While the State becomes inflated and hypertrophied in order to obtain a firm enough grip upon individuals, but without succeeding, the latter, without mutual relationships, tumble over one another like so many liquid molecules, encountering no central energy to retain, fix and organize them.
Each victim of suicide gives his act a personal stamp which expresses his temperament, the special conditions in which he is involved, and which, consequently, cannot be explained by the social and general causes of the phenomenon.
The man whose whole activity is diverted to inner meditation becomes insensible to all his surroundings. If he loves, it is not to give himself, to blend in fecund union with another being, but to meditate on his love. His passions are mere appearances, being sterile. They are dissipated in futile imaginings, producing nothing external to themselves.
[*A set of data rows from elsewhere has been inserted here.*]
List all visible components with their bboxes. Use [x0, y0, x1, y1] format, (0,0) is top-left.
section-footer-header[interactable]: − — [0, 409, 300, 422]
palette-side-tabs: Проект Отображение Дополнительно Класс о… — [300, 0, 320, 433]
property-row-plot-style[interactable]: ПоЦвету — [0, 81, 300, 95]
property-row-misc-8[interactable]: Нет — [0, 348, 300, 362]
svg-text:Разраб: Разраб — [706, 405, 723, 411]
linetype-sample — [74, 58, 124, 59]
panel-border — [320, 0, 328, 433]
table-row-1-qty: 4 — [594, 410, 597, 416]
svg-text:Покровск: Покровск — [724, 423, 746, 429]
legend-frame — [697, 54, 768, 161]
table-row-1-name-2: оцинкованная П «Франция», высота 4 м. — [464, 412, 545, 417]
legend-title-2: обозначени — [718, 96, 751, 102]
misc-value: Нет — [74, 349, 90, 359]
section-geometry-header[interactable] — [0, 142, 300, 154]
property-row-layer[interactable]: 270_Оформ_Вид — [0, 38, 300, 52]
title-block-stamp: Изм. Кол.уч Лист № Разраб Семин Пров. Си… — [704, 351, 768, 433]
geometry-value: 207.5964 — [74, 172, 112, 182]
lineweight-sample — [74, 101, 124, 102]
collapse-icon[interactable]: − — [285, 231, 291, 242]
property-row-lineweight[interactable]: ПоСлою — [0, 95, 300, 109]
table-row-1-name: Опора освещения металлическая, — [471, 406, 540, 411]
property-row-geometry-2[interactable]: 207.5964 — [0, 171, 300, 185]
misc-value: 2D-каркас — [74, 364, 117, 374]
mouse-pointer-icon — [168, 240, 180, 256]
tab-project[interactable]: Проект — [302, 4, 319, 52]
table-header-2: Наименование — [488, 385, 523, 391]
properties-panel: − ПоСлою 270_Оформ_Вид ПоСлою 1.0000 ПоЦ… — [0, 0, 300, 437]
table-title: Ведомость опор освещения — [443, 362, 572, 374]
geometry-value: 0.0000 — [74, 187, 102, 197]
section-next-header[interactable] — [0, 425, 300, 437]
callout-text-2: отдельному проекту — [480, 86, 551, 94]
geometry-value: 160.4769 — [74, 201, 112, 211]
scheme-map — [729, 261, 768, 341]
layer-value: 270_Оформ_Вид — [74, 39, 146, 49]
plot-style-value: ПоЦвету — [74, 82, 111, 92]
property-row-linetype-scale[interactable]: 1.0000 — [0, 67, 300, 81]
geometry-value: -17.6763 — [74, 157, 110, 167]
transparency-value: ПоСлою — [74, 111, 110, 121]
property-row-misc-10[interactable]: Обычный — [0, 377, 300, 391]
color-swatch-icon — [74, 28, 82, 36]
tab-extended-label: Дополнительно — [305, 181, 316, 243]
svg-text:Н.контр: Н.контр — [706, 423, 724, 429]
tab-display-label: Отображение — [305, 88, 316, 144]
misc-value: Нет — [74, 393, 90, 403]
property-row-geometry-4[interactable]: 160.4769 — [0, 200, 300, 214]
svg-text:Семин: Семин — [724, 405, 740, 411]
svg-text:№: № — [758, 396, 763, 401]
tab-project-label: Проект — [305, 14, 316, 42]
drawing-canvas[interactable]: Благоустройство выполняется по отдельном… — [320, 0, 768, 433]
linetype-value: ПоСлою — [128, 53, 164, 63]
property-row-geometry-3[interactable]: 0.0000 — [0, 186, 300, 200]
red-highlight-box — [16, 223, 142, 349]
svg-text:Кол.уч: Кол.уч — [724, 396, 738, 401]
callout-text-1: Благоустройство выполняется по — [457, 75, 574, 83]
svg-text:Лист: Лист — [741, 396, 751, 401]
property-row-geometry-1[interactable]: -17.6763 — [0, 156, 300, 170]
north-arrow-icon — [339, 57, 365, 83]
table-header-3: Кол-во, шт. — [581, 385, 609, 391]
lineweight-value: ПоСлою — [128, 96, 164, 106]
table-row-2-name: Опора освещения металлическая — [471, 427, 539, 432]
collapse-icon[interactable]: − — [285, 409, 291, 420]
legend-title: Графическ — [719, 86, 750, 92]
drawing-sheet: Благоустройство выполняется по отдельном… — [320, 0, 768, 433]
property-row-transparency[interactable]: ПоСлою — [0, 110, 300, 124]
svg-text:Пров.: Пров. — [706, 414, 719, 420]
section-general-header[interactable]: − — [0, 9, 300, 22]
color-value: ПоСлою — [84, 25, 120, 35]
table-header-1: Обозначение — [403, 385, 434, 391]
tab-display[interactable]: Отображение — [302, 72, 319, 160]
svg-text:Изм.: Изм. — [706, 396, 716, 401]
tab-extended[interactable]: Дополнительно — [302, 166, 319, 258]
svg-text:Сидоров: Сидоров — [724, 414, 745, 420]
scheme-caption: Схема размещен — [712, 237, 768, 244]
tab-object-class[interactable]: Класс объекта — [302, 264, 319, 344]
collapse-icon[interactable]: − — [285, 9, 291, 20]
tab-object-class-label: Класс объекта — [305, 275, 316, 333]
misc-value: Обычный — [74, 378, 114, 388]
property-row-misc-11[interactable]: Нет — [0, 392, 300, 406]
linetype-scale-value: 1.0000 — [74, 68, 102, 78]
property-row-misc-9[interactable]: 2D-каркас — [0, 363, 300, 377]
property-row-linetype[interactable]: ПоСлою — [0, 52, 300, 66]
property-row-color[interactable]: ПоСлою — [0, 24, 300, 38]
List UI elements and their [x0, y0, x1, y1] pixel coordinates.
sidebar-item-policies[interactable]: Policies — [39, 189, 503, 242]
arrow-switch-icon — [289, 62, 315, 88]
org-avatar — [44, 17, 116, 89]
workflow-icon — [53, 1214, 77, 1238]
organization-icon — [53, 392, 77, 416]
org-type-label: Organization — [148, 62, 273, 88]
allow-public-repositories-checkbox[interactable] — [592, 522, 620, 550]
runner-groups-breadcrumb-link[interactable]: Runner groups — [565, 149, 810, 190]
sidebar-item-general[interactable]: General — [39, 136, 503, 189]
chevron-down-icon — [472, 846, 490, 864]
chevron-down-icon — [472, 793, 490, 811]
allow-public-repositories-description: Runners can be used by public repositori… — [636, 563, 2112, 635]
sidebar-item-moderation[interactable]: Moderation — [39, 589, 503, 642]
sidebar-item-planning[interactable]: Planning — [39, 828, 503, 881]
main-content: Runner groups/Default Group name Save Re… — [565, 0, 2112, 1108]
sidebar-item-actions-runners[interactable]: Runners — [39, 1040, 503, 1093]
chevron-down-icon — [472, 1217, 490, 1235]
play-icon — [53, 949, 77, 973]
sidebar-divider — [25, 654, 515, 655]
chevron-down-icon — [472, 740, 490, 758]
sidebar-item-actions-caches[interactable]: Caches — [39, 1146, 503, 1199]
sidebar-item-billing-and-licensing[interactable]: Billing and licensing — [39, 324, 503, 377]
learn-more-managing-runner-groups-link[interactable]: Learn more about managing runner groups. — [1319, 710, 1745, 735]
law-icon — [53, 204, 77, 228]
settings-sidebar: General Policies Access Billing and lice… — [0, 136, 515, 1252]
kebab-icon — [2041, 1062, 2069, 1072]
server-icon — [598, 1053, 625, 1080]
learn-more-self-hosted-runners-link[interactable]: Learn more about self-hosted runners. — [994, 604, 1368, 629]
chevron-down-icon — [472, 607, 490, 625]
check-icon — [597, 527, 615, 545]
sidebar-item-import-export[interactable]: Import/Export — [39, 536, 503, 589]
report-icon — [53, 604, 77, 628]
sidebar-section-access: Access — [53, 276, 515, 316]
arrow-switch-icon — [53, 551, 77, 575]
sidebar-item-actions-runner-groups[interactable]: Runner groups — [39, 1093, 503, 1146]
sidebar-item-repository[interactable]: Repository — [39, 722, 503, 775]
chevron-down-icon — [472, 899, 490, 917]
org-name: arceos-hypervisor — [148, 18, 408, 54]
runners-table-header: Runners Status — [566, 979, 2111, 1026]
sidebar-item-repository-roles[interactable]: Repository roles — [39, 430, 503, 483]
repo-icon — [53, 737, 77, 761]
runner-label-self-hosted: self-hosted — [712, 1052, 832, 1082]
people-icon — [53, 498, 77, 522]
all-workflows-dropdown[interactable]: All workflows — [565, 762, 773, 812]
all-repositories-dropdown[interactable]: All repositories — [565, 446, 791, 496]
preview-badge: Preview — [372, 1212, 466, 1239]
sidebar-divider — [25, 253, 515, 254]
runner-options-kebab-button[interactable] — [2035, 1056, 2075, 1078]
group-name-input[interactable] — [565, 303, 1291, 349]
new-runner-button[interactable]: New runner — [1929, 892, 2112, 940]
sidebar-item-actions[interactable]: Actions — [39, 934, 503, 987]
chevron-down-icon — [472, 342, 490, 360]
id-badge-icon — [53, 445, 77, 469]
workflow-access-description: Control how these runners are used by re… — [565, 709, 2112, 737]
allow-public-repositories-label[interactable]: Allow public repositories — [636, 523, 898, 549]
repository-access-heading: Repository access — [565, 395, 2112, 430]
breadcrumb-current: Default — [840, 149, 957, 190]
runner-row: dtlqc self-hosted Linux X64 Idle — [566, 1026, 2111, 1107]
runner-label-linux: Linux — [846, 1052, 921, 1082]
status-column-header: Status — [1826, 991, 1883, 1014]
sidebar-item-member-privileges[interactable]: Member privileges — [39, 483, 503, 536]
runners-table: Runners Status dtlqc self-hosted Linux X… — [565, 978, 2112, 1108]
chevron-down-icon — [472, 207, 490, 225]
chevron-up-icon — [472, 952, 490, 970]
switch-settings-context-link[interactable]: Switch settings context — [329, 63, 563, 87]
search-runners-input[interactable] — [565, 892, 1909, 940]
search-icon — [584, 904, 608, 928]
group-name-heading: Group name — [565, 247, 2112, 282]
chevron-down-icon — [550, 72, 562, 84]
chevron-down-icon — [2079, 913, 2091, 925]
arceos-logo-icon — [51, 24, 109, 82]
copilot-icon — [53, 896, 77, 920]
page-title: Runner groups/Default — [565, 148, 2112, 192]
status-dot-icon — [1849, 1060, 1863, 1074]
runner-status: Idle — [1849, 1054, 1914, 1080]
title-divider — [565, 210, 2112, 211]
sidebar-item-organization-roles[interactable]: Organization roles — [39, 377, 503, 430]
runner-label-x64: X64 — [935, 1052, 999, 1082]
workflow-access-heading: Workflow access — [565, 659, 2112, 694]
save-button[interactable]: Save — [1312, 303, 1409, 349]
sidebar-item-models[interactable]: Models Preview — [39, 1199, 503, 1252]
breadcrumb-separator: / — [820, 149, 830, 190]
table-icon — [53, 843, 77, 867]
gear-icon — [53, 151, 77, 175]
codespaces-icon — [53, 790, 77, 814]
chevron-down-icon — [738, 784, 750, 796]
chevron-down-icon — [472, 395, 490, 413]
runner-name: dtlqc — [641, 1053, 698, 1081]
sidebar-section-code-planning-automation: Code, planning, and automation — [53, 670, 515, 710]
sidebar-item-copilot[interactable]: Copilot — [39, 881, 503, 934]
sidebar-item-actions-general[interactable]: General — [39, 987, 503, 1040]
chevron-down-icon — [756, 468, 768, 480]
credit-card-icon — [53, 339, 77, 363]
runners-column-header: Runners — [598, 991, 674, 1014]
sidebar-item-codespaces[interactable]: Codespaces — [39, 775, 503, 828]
From top to bottom of the ladder, greed is aroused without knowing where to find ultimate foothold. Nothing can calm it, since its goal is far beyond all it can attain. Reality seems valueless by comparison with the dreams of fevered imaginations; reality is therefore abandoned.
The wise man, knowing how to enjoy achieved results without having constantly to replace them with others, finds in them an attachment to life in the hour of difficulty. But the man who has always pinned all his hopes on the future and lived with his eyes fixed upon it, has nothing in the past as a comfort against the present's afflictions, for the past was nothing to him but a series of hastily experienced stages. What blinded him to himself was his expectation always to find further on the happiness he had so far missed. Now he is stopped in his tracks; from now on nothing remains behind or ahead of him to fix his gaze upon.
There is no society known where a more or less developed criminality is not found under different forms. No people exists whose morality is not daily infringed upon. We must therefore call crime necessary and declare that it cannot be non-existent, that the fundamental conditions of social organization, as they are understood, logically imply it.
One cannot long remain so absorbed in contemplation of emptiness without being increasingly attracted to it. In vain one bestows on it the name of infinity; this does not change its nature. When one feels such pleasure in non-existence, one's inclination can be completely satisfied only by completely ceasing to exist.